The larger of the two calls is the 2026 Department of Defense Organic Industrial Base (OIB) Modernization Challenge, released in cooperation with fellow Manufacturing Innovation Institutes (MII). Typical awards will range from $10 million to $15 million, with larger concepts up to $25 million considered where justified. The challenge takes direct aim at shopfloor-level modernization, with technical focus areas spanning digital operations technology, artificial intelligence, robotic process planning, in-situ quality checks, hazard exposure reduction, pilot lines for emerging military products, and mobile and large surface automation.
The second call, Joint Additive Qualification for Sustainment – Supplier Qualification (JAQS-SQ) – Groups 2 & 3, carries $10.5 million in funding and anticipates up to 30 awards. Built on the original JAQS-SQ program, it targets unified requirements and training for the qualification of laser powder bed fusion (LPBF) and directed energy deposition (DED) suppliers feeding the metal AM industrial base.

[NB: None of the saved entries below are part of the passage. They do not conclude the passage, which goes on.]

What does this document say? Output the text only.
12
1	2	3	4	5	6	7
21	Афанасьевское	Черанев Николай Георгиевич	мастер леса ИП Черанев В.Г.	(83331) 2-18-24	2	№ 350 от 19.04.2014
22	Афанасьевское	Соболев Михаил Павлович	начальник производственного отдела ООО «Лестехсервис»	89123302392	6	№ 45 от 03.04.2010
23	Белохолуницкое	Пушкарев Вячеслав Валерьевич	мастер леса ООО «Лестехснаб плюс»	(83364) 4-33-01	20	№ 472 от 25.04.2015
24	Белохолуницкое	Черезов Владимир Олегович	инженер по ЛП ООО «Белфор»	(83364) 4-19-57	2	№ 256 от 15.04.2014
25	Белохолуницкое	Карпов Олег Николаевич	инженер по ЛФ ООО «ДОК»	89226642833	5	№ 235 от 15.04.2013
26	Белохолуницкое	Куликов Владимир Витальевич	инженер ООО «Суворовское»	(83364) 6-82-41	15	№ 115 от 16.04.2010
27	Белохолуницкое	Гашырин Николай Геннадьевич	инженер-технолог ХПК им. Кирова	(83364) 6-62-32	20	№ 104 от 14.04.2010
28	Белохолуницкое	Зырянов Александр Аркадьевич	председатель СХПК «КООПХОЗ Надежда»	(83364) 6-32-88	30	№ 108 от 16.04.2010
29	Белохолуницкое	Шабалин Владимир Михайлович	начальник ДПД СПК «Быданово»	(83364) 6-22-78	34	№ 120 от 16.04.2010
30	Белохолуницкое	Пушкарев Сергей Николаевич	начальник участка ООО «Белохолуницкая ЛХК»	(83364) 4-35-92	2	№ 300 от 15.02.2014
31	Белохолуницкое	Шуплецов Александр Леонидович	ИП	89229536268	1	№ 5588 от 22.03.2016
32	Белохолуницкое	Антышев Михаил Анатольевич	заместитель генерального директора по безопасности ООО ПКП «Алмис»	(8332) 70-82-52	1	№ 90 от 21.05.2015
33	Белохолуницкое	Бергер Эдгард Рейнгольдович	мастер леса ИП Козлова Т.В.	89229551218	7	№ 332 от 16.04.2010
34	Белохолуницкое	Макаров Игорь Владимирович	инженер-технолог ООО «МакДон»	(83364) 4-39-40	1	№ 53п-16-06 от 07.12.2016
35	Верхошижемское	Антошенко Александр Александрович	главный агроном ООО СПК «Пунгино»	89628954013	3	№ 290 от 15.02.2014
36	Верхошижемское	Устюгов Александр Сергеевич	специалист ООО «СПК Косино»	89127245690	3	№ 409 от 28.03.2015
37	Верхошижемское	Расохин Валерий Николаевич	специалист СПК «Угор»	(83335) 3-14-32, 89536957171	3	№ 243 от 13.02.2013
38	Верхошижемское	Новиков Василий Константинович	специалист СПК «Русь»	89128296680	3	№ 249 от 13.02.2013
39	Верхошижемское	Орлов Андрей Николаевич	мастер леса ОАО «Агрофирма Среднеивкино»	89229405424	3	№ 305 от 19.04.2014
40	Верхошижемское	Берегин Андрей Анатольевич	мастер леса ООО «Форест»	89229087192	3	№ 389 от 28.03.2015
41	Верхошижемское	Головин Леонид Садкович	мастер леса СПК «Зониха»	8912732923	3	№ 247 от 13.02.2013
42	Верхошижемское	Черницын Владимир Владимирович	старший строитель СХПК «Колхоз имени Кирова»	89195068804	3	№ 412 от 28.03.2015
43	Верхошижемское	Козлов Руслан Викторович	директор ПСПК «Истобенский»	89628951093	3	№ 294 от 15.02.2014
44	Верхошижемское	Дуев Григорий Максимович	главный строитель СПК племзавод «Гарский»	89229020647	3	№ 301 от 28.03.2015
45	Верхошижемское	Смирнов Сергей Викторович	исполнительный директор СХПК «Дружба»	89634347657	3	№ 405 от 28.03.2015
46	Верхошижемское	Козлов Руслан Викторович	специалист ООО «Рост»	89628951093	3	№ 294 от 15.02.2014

The stated objectives include standardizing AM training and audits, aligning suppliers with acquisition requirements, accelerating the onboarding of nontraditional vendors, and ensuring consistent, qualified production across the supply chain.
John Martin, Additive Manufacturing Research Director at America Makes, framed the stakes plainly. "Modernizing the organic industrial base is a readiness imperative," he said. "Through this project, we're hardwiring shopfloor improvements and additive manufacturing into daily production to drive measurable reductions in cost per pound of material, while boosting throughput, quality, and resilience. By making AM a core requirement for submissions, we turn fragmented innovation into award-winning capabilities that scale across depots and arsenals."

According to the NCDMM announcement, proposed efforts are expected to deliver actionable insights that reduce technical and industrial risk while enabling realistic transition pathways, with outcomes intended to provide mutual value to both the DoD and the OIB.
It is worth noting that some America Makes social posts and coverage in specialty outlets referenced a separate pair of project calls totaling $8 million, led by a $6 million Powder Alloy Development for Additive Manufacturing (PADAM) 2.0 call funded by the Air Force Research Laboratory's Materials and Manufacturing Directorate (AFRL/RX), focused on high-temperature refractory alloy readiness and supply chain traceability. Whether PADAM 2.0 is part of the broader OSD ManTech-backed portfolio or a distinct, contemporaneous AFRL-funded announcement has not been confirmed in the official NCDMM and Digital Engineering reporting on the $35 million figure. Prospective applicants should verify the full solicitation details directly through America Makes and NCDMM's official project call pages in Youngstown, Ohio.